Sandrine Morsillo : Sandrine.Morsillo[at]univ-paris1.fr
Antoine Perrot : Antoine.Perrot[at]univ-paris1.fr

Vos propositions doivent nous parvenir avant le 15 septembre 2022

2. Contributions

Les textes proposés auront la forme soit d’un entretien avec l’artiste, soit d’un texte écrit à partir d’entretiens. Ils doivent privilégier la parole de l’artiste. Il ne s’agit pas d’un texte décrivant le parcours de l’artiste, ni d’un texte critique sur son œuvre.

Les auteurs sont invités à proposer des textes d’environ 20 000 – 25 000 signes, espaces compris.

Les contributions pourront contenir jusqu’à 5 images en résolution 300 dpi. Celles-ci sont à envoyer séparément avec, en mention, leur légende (titre, date, techniques...). Elles seront libres de droits.

La première page doit contenir :

  • - le titre de l’article, le nom du ou des auteurs, leur(s) affiliation(s), leur courriel,
  • - une liste de 6 mots-clefs caractérisant le contenu de l’article,
  • - un avant-propos d’environ 6-10 lignes chapeautant l’article.
    Seront jointes également :

Une notice biographique de l’artiste (5-6 lignes maximum), dont dernières expositions, site internet de l’artiste

Une notice bio-bibliographique (5-6 lignes maximum) ; elle comprendra : nom, prénom de l’auteur, statut professionnel et/ou titres, rattachement institutionnel éventuel, thèmes de recherche, indication des dernières publications, adresse électronique.

Les textes définitifs devront nous parvenir avant le 20 décembre 2022.

La collection « Pratiques picturales »

Notes

[1Exposition, Paysages entre Représentation et Imaginaire, Musée d’art contemporain, commissariat Camille Bertrand-Hardy, Montélimar, 2021.

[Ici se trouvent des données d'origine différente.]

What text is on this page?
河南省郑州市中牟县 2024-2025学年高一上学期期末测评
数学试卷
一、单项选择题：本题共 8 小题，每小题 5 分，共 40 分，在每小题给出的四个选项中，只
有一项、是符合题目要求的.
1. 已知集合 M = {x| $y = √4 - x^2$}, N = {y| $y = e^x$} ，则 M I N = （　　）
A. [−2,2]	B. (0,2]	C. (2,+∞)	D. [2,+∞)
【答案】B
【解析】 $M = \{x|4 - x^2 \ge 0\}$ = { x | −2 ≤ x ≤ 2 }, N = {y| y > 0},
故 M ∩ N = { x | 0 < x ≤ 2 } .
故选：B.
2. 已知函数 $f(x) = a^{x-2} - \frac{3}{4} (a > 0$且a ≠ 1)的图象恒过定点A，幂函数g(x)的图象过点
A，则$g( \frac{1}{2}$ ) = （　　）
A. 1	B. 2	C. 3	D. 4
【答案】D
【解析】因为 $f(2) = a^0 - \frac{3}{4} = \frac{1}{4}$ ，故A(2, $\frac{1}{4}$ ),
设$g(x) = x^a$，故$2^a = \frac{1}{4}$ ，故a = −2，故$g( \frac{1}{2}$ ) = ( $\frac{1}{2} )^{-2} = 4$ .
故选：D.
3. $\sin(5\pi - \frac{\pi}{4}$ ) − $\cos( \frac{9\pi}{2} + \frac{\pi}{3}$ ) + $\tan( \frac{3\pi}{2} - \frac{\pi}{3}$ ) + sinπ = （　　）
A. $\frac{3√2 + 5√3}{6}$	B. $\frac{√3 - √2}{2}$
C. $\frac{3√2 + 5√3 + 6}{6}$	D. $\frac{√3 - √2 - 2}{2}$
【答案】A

[2Convention du Conseil de l’Europe sur le paysage, chapître 1 - Dispositions générales, Article 1 – Définitions, p. 2, 2000. https://www.coe.int/fr/web/conventions/full-list?module=treaty-detail&treatynum=176, consulté le 24 mai 2022

[3Ibid.

[4Henri Maldiney, L’art de Tal Coat, Paris, Éditions du Cerf, 2013.

[5Gaston Bachelard, L’eau et les rêves, essai sur l’imagination de la matière, (1942), Paris, José Corti, Le livre de Poche, 1993, p. 6.

[6Convention du Conseil de l’Europe sur le paysage telle qu’amendée par le Protocole de 2016.

Pour citer cet article

« Peindre et (dé)peindre le paysage Appel à contributions - Ce que disent les peintres, vol. 4 ». Pratiques picturales, 3 juin 2022.